Should Israel accept a nuclear ban? The strained relationship between President Obama and Prime Minister Netanyahu over Israel’s threats of unilateral action against Iran has focused the world’s attention on the sensitive issue of nuclear weapons in the Middle East. Would Israel be safer if Netanyahu agreed to a regional nonproliferation treaty, as will be discussed at a conference in Finland later this year? Or would giving up nuclear weapons be suicidal for Israel?

This question was debated in the pages of The New York Times (March 8).

One argument in favour of Israel participating in the conference was advanced by Micah Zenko, Fellow for Conflict Prevention at the Council for Foreign Relations: “It is time for Israel to come out of the nuclear closet. By maintaining this fiction, Israel has pigeonholed itself as an international pariah, allowing adversaries and the nonaligned movement to use Israeli intransigence as an excuse to slow progress on nuclear nonproliferation objectives, including preventing a nuclear Iran.”

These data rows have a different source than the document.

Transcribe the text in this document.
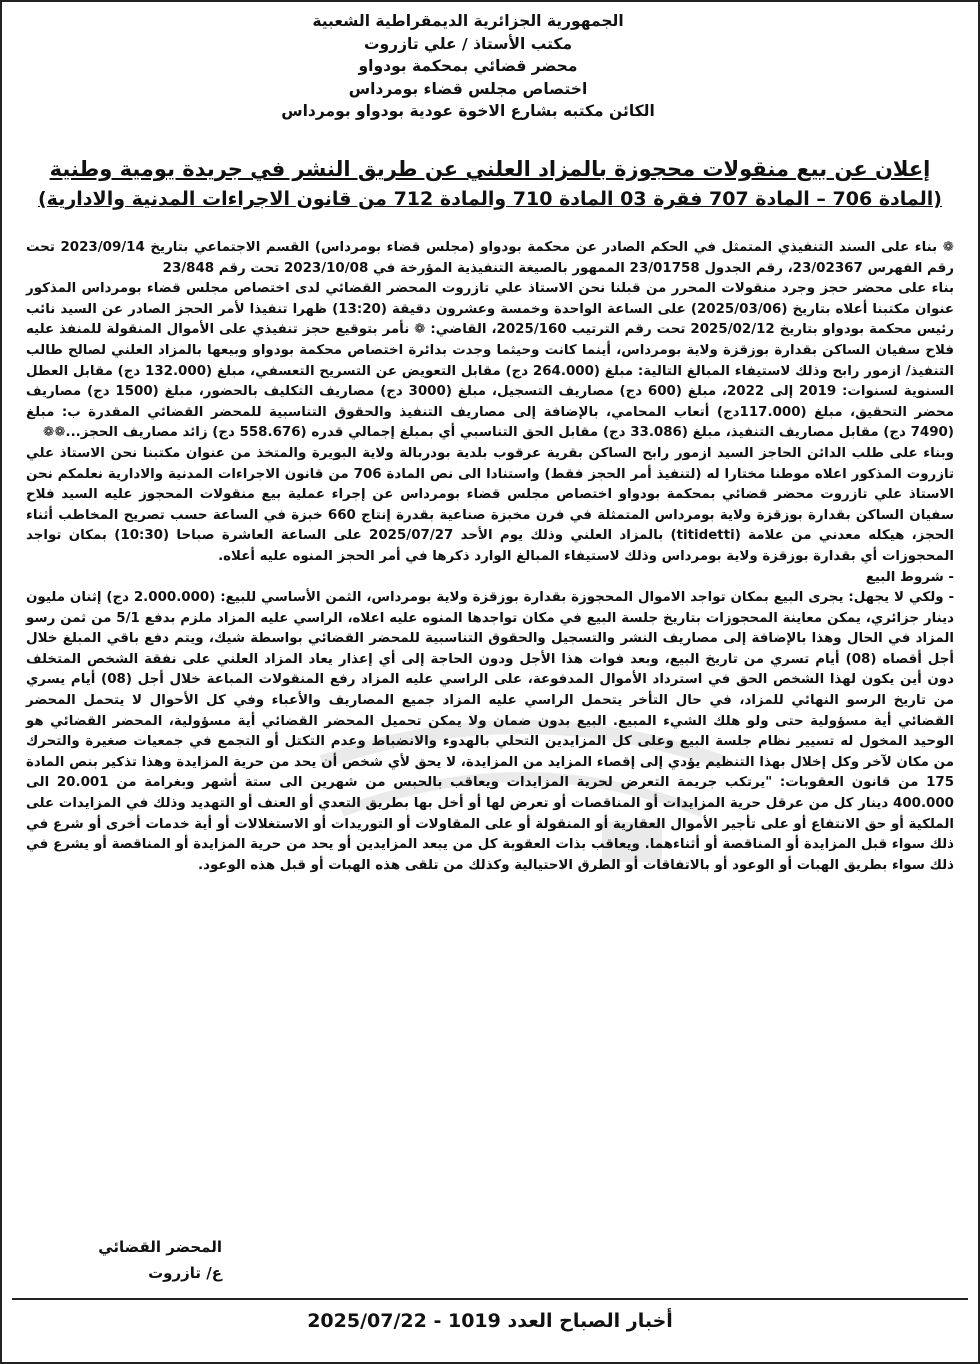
الجمهورية الجزائرية الديمقراطية الشعبية
مكتب الأستاذ / علي تازروت
محضر قضائي بمحكمة بودواو
اختصاص مجلس قضاء بومرداس
الكائن مكتبه بشارع الاخوة عودية بودواو بومرداس
إعلان عن بيع منقولات محجوزة بالمزاد العلني عن طريق النشر في جريدة يومية وطنية
(المادة 706 – المادة 707 فقرة 03 المادة 710 والمادة 712 من قانون الاجراءات المدنية والادارية)

❁ بناء على السند التنفيذي المتمثل في الحكم الصادر عن محكمة بودواو (مجلس قضاء بومرداس) القسم الاجتماعي بتاريخ 2023/09/14 تحت رقم الفهرس 23/02367، رقم الجدول 23/01758 الممهور بالصيغة التنفيذية المؤرخة في 2023/10/08 تحت رقم 23/848

بناء على محضر حجز وجرد منقولات المحرر من قبلنا نحن الاستاذ علي تازروت المحضر القضائي لدى اختصاص مجلس قضاء بومرداس المذكور عنوان مكتبنا أعلاه بتاريخ (2025/03/06) على الساعة الواحدة وخمسة وعشرون دقيقة (13:20) ظهرا تنفيذا لأمر الحجز الصادر عن السيد نائب رئيس محكمة بودواو بتاريخ 2025/02/12 تحت رقم الترتيب 2025/160، القاضي: ❁ نأمر بتوقيع حجز تنفيذي على الأموال المنقولة للمنفذ عليه فلاح سفيان الساكن بقدارة بوزقزة ولاية بومرداس، أينما كانت وحيثما وجدت بدائرة اختصاص محكمة بودواو وبيعها بالمزاد العلني لصالح طالب التنفيذ/ ازمور رابح وذلك لاستيفاء المبالغ التالية: مبلغ (264.000 دج) مقابل التعويض عن التسريح التعسفي، مبلغ (132.000 دج) مقابل العطل السنوية لسنوات: 2019 إلى 2022، مبلغ (600 دج) مصاريف التسجيل، مبلغ (3000 دج) مصاريف التكليف بالحضور، مبلغ (1500 دج) مصاريف محضر التحقيق، مبلغ (117.000دج) أتعاب المحامي، بالإضافة إلى مصاريف التنفيذ والحقوق التناسبية للمحضر القضائي المقدرة ب: مبلغ (7490 دج) مقابل مصاريف التنفيذ، مبلغ (33.086 دج) مقابل الحق التناسبي أي بمبلغ إجمالي قدره (558.676 دج) زائد مصاريف الحجز...❁❁

وبناء على طلب الدائن الحاجز السيد ازمور رابح الساكن بقرية عرقوب بلدية بودربالة ولاية البويرة والمتخذ من عنوان مكتبنا نحن الاستاذ علي تازروت المذكور اعلاه موطنا مختارا له (لتنفيذ أمر الحجز فقط) واستنادا الى نص المادة 706 من قانون الاجراءات المدنية والادارية نعلمكم نحن الاستاذ علي تازروت محضر قضائي بمحكمة بودواو اختصاص مجلس قضاء بومرداس عن إجراء عملية بيع منقولات المحجوز عليه السيد فلاح سفيان الساكن بقدارة بوزقزة ولاية بومرداس المتمثلة في فرن مخبزة صناعية بقدرة إنتاج 660 خبزة في الساعة حسب تصريح المخاطب أثناء الحجز، هيكله معدني من علامة (titidetti) بالمزاد العلني وذلك يوم الأحد 2025/07/27 على الساعة العاشرة صباحا (10:30) بمكان تواجد المحجوزات أي بقدارة بوزقزة ولاية بومرداس وذلك لاستيفاء المبالغ الوارد ذكرها في أمر الحجز المنوه عليه أعلاه.

- شروط البيع

- ولكي لا يجهل: يجرى البيع بمكان تواجد الاموال المحجوزة بقدارة بوزقزة ولاية بومرداس، الثمن الأساسي للبيع: (2.000.000 دج) إثنان مليون دينار جزائري، يمكن معاينة المحجوزات بتاريخ جلسة البيع في مكان تواجدها المنوه عليه اعلاه، الراسي عليه المزاد ملزم بدفع 5/1 من ثمن رسو المزاد في الحال وهذا بالإضافة إلى مصاريف النشر والتسجيل والحقوق التناسبية للمحضر القضائي بواسطة شيك، ويتم دفع باقي المبلغ خلال أجل أقصاه (08) أيام تسري من تاريخ البيع، وبعد فوات هذا الأجل ودون الحاجة إلى أي إعذار يعاد المزاد العلني على نفقة الشخص المتخلف دون أين يكون لهذا الشخص الحق في استرداد الأموال المدفوعة، على الراسي عليه المزاد رفع المنقولات المباعة خلال أجل (08) أيام يسري من تاريخ الرسو النهائي للمزاد، في حال التأخر يتحمل الراسي عليه المزاد جميع المصاريف والأعباء وفي كل الأحوال لا يتحمل المحضر القضائي أية مسؤولية حتى ولو هلك الشيء المبيع. البيع بدون ضمان ولا يمكن تحميل المحضر القضائي أية مسؤولية، المحضر القضائي هو الوحيد المخول له تسيير نظام جلسة البيع وعلى كل المزايدين التحلي بالهدوء والانضباط وعدم التكتل أو التجمع في جمعيات صغيرة والتحرك من مكان لآخر وكل إخلال بهذا التنظيم يؤدي إلى إقصاء المزايد من المزايدة، لا يحق لأي شخص أن يحد من حرية المزايدة وهذا تذكير بنص المادة 175 من قانون العقوبات: "يرتكب جريمة التعرض لحرية المزايدات ويعاقب بالحبس من شهرين الى ستة أشهر وبغرامة من 20.001 الى 400.000 دينار كل من عرقل حرية المزايدات أو المناقصات أو تعرض لها أو أخل بها بطريق التعدي أو العنف أو التهديد وذلك في المزايدات على الملكية أو حق الانتفاع أو على تأجير الأموال العقارية أو المنقولة أو على المقاولات أو التوريدات أو الاستغلالات أو أية خدمات أخرى أو شرع في ذلك سواء قبل المزايدة أو المناقصة أو أثناءهما. ويعاقب بذات العقوبة كل من يبعد المزايدين أو يحد من حرية المزايدة أو المناقصة أو يشرع في ذلك سواء بطريق الهبات أو الوعود أو بالاتفاقات أو الطرق الاحتيالية وكذلك من تلقى هذه الهبات أو قبل هذه الوعود.

المحضر القضائي
ع/ تازروت
أخبار الصباح العدد 1019 - 2025/07/22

Menachem Klein, of Bar Ilan University, Ramat Gan, Isreal, took a similar view: “Zionism is…about leaving behind old concepts as it brings the Jewish state into the family of nations as an equal member. It’s about time for Israeli leaders to understand that Israel’s economic, physical and technological superiority and its political exclusivity cannot assure the state’s long-term existence. They need to consider regional security and peace agreements so that Israel no longer remains outside the international supervision of nuclear weapons.”

Another view was put forward by Daniel Gordis, President of the Shalem Foundation: “If Iran is a rational actor, the only factor preventing its attacking Israel is Israel’s second-strike capacity. And if it is not rational, all the more reason Israel should not bear sole responsibility for ensuring that Iran not acquire such a weapon of mass destruction.

“Every reasonable observer of the Middle East knows which country might use such a weapon, and which would not. Can anyone, no matter how critical of Israel on the Palestinian front, even imagine a scenario in which Israel would use a nuclear weapon pre-emptively against an enemy? Has the international conversation become so corrupted we now compare Israel’s moral compass to Ahmadinejad’s?

“Had Israel’s neighbors ever accepted its right to exist, a level nuclear playing field might be fair. But they never have, and after Hosni Mubarak and Bashar al-Assad, Israel will face more enemies, not less.”